Treasury rejected this request in the final rules, which narrow exclusive apportionment to calculating foreign tax credit limits under Section 904.
Even though this result is disappointing, it does allow for a more streamlined calculation approach, according to Enrica Ma, a partner at McDermott Will & Emery LLP. If exclusive apportionment were allowed for FDII, she said, companies would need to run parallel computations: one for FDII and one for Section 904.
"It's very hard to see how you can intertwine the two things in one computation," she said. "You have built-in assumptions in different steps … and I think those could be manipulated."
In the final rules, Treasury said adopting R&E apportionment solely to increase the amount of deductible FDII "would be inconsistent with the United States position … that the FDII regime is not intended to provide a tax inducement to shifting activities or income." The regime was designed to neutralize whether income is earned domestically or through a controlled foreign corporation, or CFC — a position the U.S. has stated before the OECD's Forum on Harmful Tax Practices, Treasury said.
The original FDII provision was met with criticism shortly after it was enacted, including claims from a European Commission official that the measure may violate global trade rules.
Given the U.S. position with the OECD and the general global pushback regarding the FDII regime, this rule wasn't entirely surprising, according to Jamison Sites, a senior manager at RSM US LLP.
"Absent this rule, there could arguably be a distortion between the treatment of R&E expenditures of a domestic corporation compared to a CFC," he said. "Treasury has been careful to make sure FDII is not seen as a tax incentive for moving activities and income."
In a similar vein, Kirkland's Kool said Treasury wanted to minimize the extent to which FDII could potentially be viewed as an export subsidy.

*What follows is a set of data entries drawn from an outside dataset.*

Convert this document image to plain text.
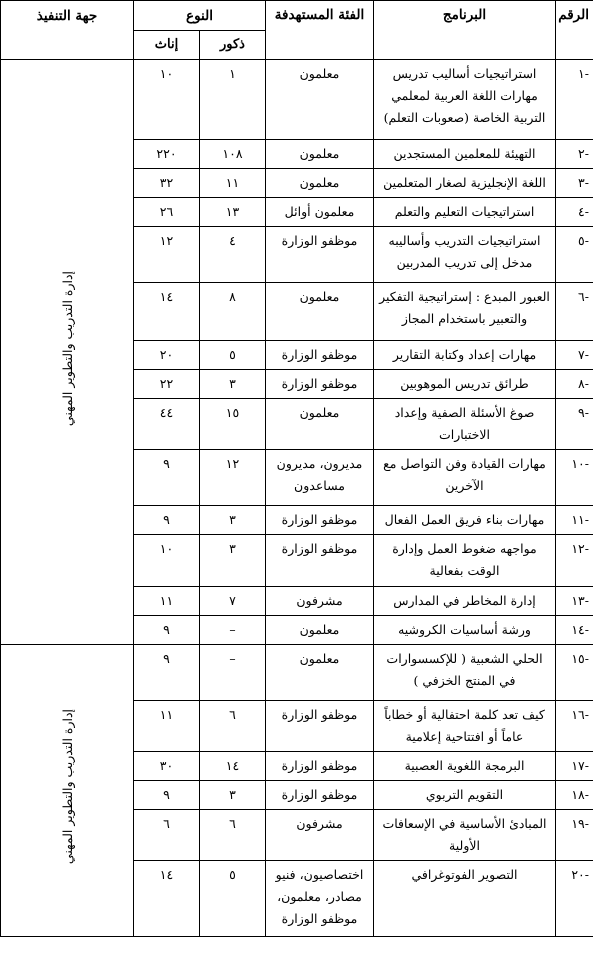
الرقم	البرنامج	الفئة المستهدفة	النوع		جهة التنفيذ
			ذكور	إناث	
-١	استراتيجيات أساليب تدريس مهارات اللغة العربية لمعلمي التربية الخاصة (صعوبات التعلم)	معلمون	١	١٠	إدارة التدريب والتطوير المهني
-٢	التهيئة للمعلمين المستجدين	معلمون	١٠٨	٢٢٠	
-٣	اللغة الإنجليزية لصغار المتعلمين	معلمون	١١	٣٢	
-٤	استراتيجيات التعليم والتعلم	معلمون أوائل	١٣	٢٦	
-٥	استراتيجيات التدريب وأساليبه مدخل إلى تدريب المدربين	موظفو الوزارة	٤	١٢	
-٦	العبور المبدع : إستراتيجية التفكير والتعبير باستخدام المجاز	معلمون	٨	١٤	
-٧	مهارات إعداد وكتابة التقارير	موظفو الوزارة	٥	٢٠	
-٨	طرائق تدريس الموهوبين	موظفو الوزارة	٣	٢٢	
-٩	صوغ الأسئلة الصفية وإعداد الاختبارات	معلمون	١٥	٤٤	
-١٠	مهارات القيادة وفن التواصل مع الآخرين	مديرون، مديرون مساعدون	١٢	٩	
-١١	مهارات بناء فريق العمل الفعال	موظفو الوزارة	٣	٩	
-١٢	مواجهه ضغوط العمل وإدارة الوقت بفعالية	موظفو الوزارة	٣	١٠	
-١٣	إدارة المخاطر في المدارس	مشرفون	٧	١١	
-١٤	ورشة أساسيات الكروشيه	معلمون	–	٩	
-١٥	الحلي الشعبية ( للإكسسوارات في المنتج الخزفي )	معلمون	–	٩	إدارة التدريب والتطوير المهني
-١٦	كيف تعد كلمة احتفالية أو خطاباً عاماً أو افتتاحية إعلامية	موظفو الوزارة	٦	١١	
-١٧	البرمجة اللغوية العصبية	موظفو الوزارة	١٤	٣٠	
-١٨	التقويم التربوي	موظفو الوزارة	٣	٩	
-١٩	المبادئ الأساسية في الإسعافات الأولية	مشرفون	٦	٦	
-٢٠	التصوير الفوتوغرافي	اختصاصيون، فنيو مصادر، معلمون، موظفو الوزارة	٥	١٤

He noted that in the preamble, Treasury is "saying there's sensitivity there."
Treasury is taking into account the broader international tax regime, Kool said, including "how it relates to other taxing jurisdictions, and how taxing jurisdictions will view its decisions."
Foreign Tax Redeterminations
In terms of administrative relief, companies likely found the final rules lacking for situations in which they need to alert the Internal Revenue Service about changes to their tax liabilities — a procedure that became more complicated after the TCJA was enacted.
Before the tax overhaul, foreign tax credits became available when companies distributed offshore earnings from multiyear pools. If a corporate taxpayer redetermined its foreign tax payment after filing its return with the IRS — following an offshore audit, for example — the company could turn to the pooling system to account for this change.
The TCJA's repeal of this pooling regime means that companies with foreign tax redeterminations must file amended returns in a process Treasury outlined in the proposed regulations from December. During a hearing on the proposed rules in May, practitioners asked for more flexibility, citing the administrative burden of filing amended returns.
The final rules rejected comments asking for changes to the notification procedure, including requests for a de minimis threshold. Treasury noted that IRC Section 905 , as amended by the TCJA, "mandates retroactive adjustments to U.S. tax liability when foreign taxes claimed as credits are redetermined."
As Sites saw it, "many of us were hoping that Treasury could find a way to provide some administrative relief, but ultimately it appears the statutory language of 905 was too restrictive."
He added that Treasury "did leave some room for hope" by stating it will continue to evaluate whether new forms or streamlined processes can be developed.